2. There is an isomorphism between Fun$(Y(x), F)$ and $F(x)$ where $F$ is a presheaf

How can the Yoneda lemma be used to prove this claim easily?

Answer 1

We have $$\mathsf{Hom}(A,B)\stackrel{\eta_B\circ-}{\to}\mathsf{Hom}(A,GFB)\stackrel{\varphi_{A,FB}}{\cong}\mathsf{Hom}(FA,FB)$$ natural in $A$ and $B$ with $\eta$ being the unit. This would immediately make fullness and faithfulness of $F$ be equivalent to $\eta$ being an isomorphism (via Yoneda) as long as we can show that $Ff=\varphi(\eta\circ f)$. Specifically, we'd have $$\mathsf{Hom}(A,B)\stackrel{F}{\cong}\mathsf{Hom}(FA,FB)\stackrel{\varphi^{-1}_{A,FB}}{\cong}\mathsf{Hom}(A,GFB)$$ is equal to $$\mathsf{Hom}(A,B)\stackrel{\eta_B\circ-}{\to}\mathsf{Hom}(A,GFB)$$ meaning it's an isomorphism and Yoneda (like all fully faithful functors) reflects isomorphisms. The other direction is obvious: $F$ would be a composition of isomorphisms.

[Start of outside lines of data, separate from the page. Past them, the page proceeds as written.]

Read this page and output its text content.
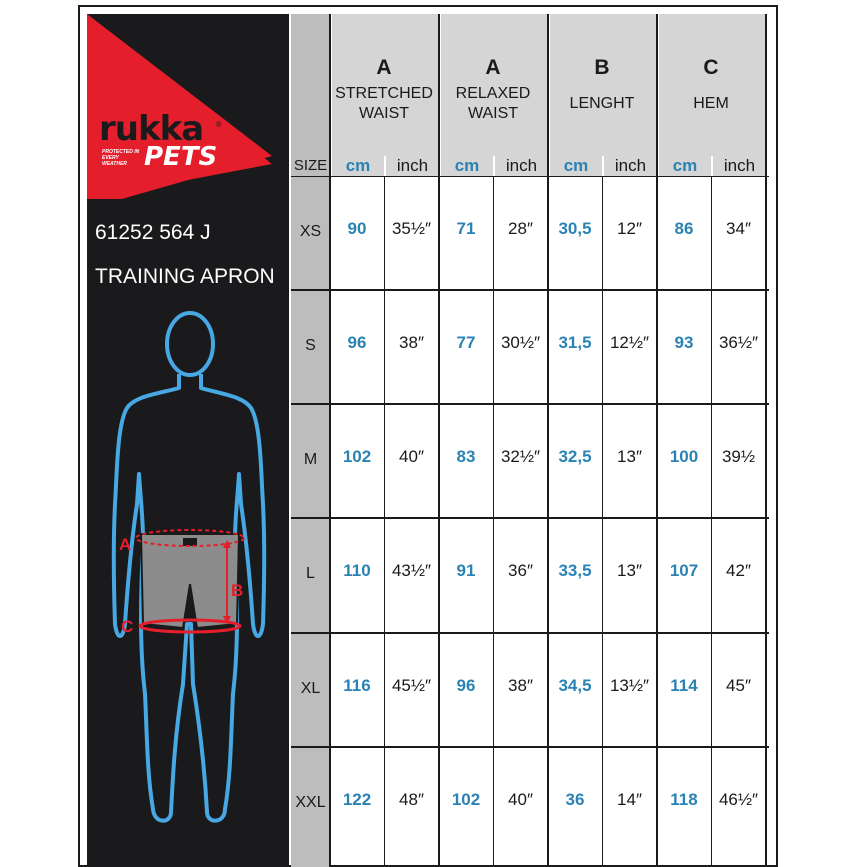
rukka ®
PROTECTED IN EVERY WEATHER PETS
61252 564 J
TRAINING APRON
A
B
C
A
STRETCHED
WAIST
cm	inch
A
RELAXED
WAIST
cm	inch
B
LENGHT
cm	inch
C
HEM
cm	inch
SIZE
XS	90	35½″	71	28″	30,5	12″	86	34″
S	96	38″	77	30½″	31,5	12½″	93	36½″
M	102	40″	83	32½″	32,5	13″	100	39½
L	110	43½″	91	36″	33,5	13″	107	42″
XL	116	45½″	96	38″	34,5	13½″	114	45″
XXL	122	48″	102	40″	36	14″	118	46½″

The necessary equality is immediate by naturality of $\varphi$ (in $A$ as above) which lets us reduce to $Fid=id=\varphi(\eta)$ and indeed $\eta$ is defined as (or provably equivalent to) as $\varphi^{-1}(id)$. (In the cases where $\eta$ is primitive, then the definition of $\varphi$ and its inverse will make the above equation fairly obvious.)